Del préstamo del CEO al ultimátum del Nasdaq
Según los documentos presentados a la SEC y recogidos por RideApart, el fundador de la compañía, Nicholas Woodman, ha prestado a la empresa 20 millones de dólares en julio. El préstamo devenga intereses y está sujeto a condiciones detalladas, pero la operación no ha logrado calmar a los inversores. Al día siguiente, el 9 de julio, GoPro comunicó una enmienda a sus acuerdos de crédito existentes, aumentando ligeramente los tipos para sus acreedores.
El 21 de julio llegó el golpe: Nasdaq emitió un Notice of Delisting porque el valor de la acción de clase A había incumplido el requisito de cotización mínima de un dólar. GoPro dispone de un plazo de 180 días naturales —hasta mediados de enero de 2027— para mantener un precio igual o superior a un dólar durante al menos diez sesiones consecutivas. Al cierre del 7 de agosto de 2026, la acción cotizaba a 0,72 dólares, lejos de la meta. Para añadir más presión, BlackRock ha elevado su participación al 6,4%, según un formulario 13G registrado el 28 de julio. Un voto de confianza que, por ahora, no convence.

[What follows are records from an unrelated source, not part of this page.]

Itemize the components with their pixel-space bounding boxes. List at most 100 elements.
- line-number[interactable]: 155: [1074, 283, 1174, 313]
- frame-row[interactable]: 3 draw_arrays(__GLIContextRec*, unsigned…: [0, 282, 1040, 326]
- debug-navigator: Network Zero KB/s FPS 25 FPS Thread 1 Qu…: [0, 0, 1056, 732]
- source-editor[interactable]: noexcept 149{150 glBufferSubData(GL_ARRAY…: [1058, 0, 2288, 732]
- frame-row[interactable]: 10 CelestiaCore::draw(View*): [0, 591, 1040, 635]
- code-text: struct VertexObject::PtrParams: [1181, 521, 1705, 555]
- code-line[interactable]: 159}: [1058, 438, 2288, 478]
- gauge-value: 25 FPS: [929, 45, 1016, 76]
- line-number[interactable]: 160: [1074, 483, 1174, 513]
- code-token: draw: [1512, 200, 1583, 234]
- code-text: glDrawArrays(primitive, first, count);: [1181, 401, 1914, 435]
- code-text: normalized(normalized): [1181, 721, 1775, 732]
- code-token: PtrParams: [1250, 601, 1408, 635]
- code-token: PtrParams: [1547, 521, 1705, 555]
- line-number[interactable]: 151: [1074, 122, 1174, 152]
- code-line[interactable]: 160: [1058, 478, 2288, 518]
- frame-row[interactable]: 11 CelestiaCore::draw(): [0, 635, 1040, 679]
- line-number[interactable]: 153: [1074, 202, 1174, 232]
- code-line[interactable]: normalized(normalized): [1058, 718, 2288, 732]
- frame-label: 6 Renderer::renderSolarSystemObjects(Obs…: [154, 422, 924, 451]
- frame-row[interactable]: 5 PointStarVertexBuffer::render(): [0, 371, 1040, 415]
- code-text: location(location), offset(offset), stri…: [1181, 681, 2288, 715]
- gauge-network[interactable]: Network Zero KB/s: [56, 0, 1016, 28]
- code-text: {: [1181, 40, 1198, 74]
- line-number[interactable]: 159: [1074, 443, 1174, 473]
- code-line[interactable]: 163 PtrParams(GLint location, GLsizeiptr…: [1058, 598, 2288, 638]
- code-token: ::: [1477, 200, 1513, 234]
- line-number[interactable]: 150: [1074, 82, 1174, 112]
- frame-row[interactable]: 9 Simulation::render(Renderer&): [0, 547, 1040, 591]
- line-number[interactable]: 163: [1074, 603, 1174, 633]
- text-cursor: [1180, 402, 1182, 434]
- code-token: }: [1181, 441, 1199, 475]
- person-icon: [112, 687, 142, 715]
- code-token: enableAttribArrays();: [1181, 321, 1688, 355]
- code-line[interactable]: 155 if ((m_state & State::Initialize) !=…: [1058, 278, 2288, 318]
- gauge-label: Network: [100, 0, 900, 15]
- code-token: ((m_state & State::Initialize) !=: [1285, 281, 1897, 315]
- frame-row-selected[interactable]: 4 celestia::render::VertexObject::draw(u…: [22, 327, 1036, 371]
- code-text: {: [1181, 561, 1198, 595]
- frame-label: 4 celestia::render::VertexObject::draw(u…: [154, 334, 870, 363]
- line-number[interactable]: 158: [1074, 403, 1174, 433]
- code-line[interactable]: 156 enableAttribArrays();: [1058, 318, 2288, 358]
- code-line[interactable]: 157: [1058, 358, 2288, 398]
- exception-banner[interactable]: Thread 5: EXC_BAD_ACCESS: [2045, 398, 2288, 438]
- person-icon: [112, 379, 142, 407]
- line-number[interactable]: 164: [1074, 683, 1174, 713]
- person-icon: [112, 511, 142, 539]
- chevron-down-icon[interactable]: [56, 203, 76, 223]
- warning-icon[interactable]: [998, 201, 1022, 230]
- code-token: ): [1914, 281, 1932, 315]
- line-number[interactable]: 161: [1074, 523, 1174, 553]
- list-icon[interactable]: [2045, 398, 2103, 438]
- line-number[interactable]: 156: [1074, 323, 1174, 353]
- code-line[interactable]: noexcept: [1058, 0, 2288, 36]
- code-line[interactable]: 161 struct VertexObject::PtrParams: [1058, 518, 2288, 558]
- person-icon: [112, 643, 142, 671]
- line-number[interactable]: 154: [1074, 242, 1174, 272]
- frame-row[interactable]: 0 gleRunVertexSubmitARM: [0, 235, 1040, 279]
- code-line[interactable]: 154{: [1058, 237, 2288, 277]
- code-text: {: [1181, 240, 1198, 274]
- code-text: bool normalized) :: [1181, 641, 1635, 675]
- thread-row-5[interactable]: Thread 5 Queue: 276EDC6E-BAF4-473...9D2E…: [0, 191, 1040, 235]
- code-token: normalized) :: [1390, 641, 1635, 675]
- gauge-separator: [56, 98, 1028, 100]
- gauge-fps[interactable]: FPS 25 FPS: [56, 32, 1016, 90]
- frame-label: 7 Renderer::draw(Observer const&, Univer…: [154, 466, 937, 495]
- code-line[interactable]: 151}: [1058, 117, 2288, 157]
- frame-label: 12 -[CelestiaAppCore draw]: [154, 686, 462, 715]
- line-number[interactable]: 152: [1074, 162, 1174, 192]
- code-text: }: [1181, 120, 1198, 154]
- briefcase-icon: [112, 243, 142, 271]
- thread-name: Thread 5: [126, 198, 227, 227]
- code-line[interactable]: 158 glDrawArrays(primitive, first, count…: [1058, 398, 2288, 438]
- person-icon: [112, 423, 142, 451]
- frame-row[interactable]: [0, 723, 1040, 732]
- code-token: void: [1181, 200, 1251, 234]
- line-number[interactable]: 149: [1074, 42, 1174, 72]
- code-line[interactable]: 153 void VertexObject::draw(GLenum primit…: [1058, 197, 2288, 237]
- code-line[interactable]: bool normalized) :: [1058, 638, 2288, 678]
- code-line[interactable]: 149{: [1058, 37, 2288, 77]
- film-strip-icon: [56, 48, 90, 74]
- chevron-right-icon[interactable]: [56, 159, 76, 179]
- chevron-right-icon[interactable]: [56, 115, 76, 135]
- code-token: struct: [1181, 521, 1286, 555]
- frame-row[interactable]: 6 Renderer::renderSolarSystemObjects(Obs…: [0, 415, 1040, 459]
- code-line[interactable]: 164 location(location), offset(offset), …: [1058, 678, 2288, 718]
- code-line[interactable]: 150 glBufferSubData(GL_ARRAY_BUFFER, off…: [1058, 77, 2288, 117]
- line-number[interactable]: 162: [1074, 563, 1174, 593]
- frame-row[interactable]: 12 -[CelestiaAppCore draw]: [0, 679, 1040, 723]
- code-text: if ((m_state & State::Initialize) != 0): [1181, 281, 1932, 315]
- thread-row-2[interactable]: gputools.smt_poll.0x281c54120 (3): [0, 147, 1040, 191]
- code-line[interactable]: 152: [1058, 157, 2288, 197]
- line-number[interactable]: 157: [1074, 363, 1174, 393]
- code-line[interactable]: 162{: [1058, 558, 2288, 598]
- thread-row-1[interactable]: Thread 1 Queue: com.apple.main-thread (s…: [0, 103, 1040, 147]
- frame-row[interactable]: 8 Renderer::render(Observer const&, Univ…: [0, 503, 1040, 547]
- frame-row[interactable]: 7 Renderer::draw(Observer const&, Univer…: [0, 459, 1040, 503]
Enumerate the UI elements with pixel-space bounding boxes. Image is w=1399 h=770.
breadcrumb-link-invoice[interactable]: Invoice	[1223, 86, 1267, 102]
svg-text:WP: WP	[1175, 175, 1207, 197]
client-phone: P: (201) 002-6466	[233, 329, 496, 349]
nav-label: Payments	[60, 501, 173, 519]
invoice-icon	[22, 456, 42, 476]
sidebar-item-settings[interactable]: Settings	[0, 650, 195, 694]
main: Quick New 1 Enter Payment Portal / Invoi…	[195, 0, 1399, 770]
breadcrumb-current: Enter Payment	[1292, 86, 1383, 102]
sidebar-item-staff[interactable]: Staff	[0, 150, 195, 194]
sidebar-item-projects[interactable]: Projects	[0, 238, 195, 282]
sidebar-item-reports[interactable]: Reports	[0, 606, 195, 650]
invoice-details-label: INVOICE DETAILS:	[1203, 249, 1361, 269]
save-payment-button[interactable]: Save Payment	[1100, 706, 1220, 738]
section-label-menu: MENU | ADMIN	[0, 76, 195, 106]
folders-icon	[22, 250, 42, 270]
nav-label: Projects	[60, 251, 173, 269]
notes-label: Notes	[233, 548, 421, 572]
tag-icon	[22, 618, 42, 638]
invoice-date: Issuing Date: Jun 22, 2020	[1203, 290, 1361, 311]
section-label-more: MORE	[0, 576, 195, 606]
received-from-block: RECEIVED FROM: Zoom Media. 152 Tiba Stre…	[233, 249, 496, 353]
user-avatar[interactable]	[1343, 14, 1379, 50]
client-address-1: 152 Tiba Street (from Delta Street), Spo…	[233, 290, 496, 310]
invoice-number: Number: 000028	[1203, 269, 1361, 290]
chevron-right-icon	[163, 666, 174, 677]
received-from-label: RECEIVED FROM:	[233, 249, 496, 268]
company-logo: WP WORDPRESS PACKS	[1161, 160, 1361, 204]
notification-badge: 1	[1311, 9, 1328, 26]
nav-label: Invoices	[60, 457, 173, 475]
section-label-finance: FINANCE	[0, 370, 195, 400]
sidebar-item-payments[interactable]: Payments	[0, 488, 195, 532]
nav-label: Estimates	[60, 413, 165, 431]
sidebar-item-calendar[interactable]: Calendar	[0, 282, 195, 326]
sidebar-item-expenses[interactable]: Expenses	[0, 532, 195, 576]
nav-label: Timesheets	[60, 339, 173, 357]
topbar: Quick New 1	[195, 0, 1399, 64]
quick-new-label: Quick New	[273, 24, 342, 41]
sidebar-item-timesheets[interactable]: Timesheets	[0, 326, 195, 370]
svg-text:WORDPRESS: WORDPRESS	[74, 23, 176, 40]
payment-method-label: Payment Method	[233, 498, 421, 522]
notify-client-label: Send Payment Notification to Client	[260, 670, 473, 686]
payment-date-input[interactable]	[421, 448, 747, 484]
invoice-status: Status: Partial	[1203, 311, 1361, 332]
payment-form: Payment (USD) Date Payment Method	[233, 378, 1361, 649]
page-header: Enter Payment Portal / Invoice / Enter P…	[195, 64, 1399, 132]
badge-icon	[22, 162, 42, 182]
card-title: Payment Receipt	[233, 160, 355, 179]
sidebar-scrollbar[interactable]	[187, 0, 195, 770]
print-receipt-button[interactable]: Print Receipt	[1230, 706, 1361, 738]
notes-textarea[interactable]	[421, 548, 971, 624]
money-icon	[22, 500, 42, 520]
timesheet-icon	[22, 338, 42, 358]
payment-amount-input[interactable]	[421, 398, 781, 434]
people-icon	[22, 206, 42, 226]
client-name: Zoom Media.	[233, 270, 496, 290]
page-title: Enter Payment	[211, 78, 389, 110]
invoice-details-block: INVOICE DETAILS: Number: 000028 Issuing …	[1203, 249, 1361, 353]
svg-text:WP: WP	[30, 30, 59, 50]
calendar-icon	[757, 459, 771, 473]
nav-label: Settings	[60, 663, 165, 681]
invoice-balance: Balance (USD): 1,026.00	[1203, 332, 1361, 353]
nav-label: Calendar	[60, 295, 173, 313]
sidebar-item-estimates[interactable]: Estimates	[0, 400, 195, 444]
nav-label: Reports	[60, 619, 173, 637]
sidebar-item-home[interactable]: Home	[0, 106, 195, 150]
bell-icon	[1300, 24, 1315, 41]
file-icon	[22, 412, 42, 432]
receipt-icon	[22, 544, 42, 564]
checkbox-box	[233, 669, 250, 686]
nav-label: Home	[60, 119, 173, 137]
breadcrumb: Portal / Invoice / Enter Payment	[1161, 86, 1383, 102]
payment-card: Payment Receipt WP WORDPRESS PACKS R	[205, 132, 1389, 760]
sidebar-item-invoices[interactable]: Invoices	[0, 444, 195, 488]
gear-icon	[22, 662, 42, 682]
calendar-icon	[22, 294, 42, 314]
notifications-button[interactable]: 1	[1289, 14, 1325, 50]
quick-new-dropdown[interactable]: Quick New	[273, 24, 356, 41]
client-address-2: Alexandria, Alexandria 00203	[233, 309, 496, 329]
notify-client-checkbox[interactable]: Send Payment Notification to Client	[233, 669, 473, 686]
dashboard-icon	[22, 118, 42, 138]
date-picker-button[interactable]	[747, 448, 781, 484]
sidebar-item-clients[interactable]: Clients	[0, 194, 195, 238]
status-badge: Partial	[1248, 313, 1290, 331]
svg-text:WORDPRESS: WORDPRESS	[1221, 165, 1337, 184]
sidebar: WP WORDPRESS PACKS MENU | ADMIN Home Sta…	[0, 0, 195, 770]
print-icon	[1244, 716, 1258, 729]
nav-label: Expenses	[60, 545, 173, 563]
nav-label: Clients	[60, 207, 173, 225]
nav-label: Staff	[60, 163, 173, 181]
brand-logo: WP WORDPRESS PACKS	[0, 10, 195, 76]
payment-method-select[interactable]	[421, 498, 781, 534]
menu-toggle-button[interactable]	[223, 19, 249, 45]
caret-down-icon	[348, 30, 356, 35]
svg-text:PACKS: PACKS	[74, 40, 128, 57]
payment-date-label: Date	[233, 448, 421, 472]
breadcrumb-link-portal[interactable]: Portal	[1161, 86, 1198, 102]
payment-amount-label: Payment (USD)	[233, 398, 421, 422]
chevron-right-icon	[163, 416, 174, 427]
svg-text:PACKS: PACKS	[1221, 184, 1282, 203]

Un préstamo de 20 millones y un ultimátum de 180 días: la empresa que popularizó el vídeo sobre dos ruedas se asoma al abismo.
Por qué le importa al motorista
La GoPro es mucho más que una cámara de acción. Para miles de motoristas en España, grabar las rutas con una HERO pegada al casco es parte del ritual. Y en caso de accidente, esas imágenes pueden ser la prueba definitiva frente al seguro. Si la matriz desapareciera o entrara en liquidación, el soporte de firmware, la nube GoPro y la disponibilidad de accesorios quedarían en el aire. La reciente rebaja de 100 dólares en la Mission 1 Pro, su producto estrella, tampoco invita al optimismo: suena más a liquidación de inventario que a estrategia de crecimiento.
Alternativas como DJI o Insta360 llevan años ganando terreno, pero la base instalada de GoPro sigue siendo inmensa. Muchos motoristas tienen varios modelos y dependen de la continuidad del ecosistema. La incertidumbre bursátil no mata la cámara de hoy, pero sí puede matar la confianza de mañana.

El historial de GoPro y la competencia que aprieta
GoPro salió a bolsa en 2014 como un cohete, pero desde entonces ha tropezado con la amenaza de los smartphones, los drones y las cámaras chinas cada vez más capaces. En el segmento moto, la exigencia es doble: resistencia a vibraciones, batería en rutas largas y facilidad de manejo con guantes. Mientras la compañía peleaba por diversificarse (drones Karma, plataforma de edición), sus rivales se centraron en mejorar la relación calidad-precio. El aviso del Nasdaq es el reflejo de una crisis que no empezó en 2026: arrastra años de caída de ingresos y falta de rentabilidad.
Para el motorista español, la moraleja es clara: si tienes una GoPro, aprovéchala al máximo mientras el soporte oficial siga activo. Y si estás pensando en comprar una, sopesa la estabilidad de la marca antes de invertir en un ecosistema que en 180 días podría cambiar de dueño o de rumbo. La seguridad sobre dos ruedas no debería depender de la cotización de una acción, pero en la era digital, a veces ocurre.
Tu Mecánico de Confianza
No hace falta que desmontes la cámara del casco esta tarde. Pero sí es prudente descargar todas tus grabaciones en local y mantener el firmware actualizado mientras GoPro siga operando con normalidad. Si tienes pensada una compra a medio plazo, mira con lupa los modelos de la competencia y asegúrate de que el servicio posventa y la comunidad de usuarios estén vivos. En moto, la última palabra la tiene siempre el asfalto, no Wall Street.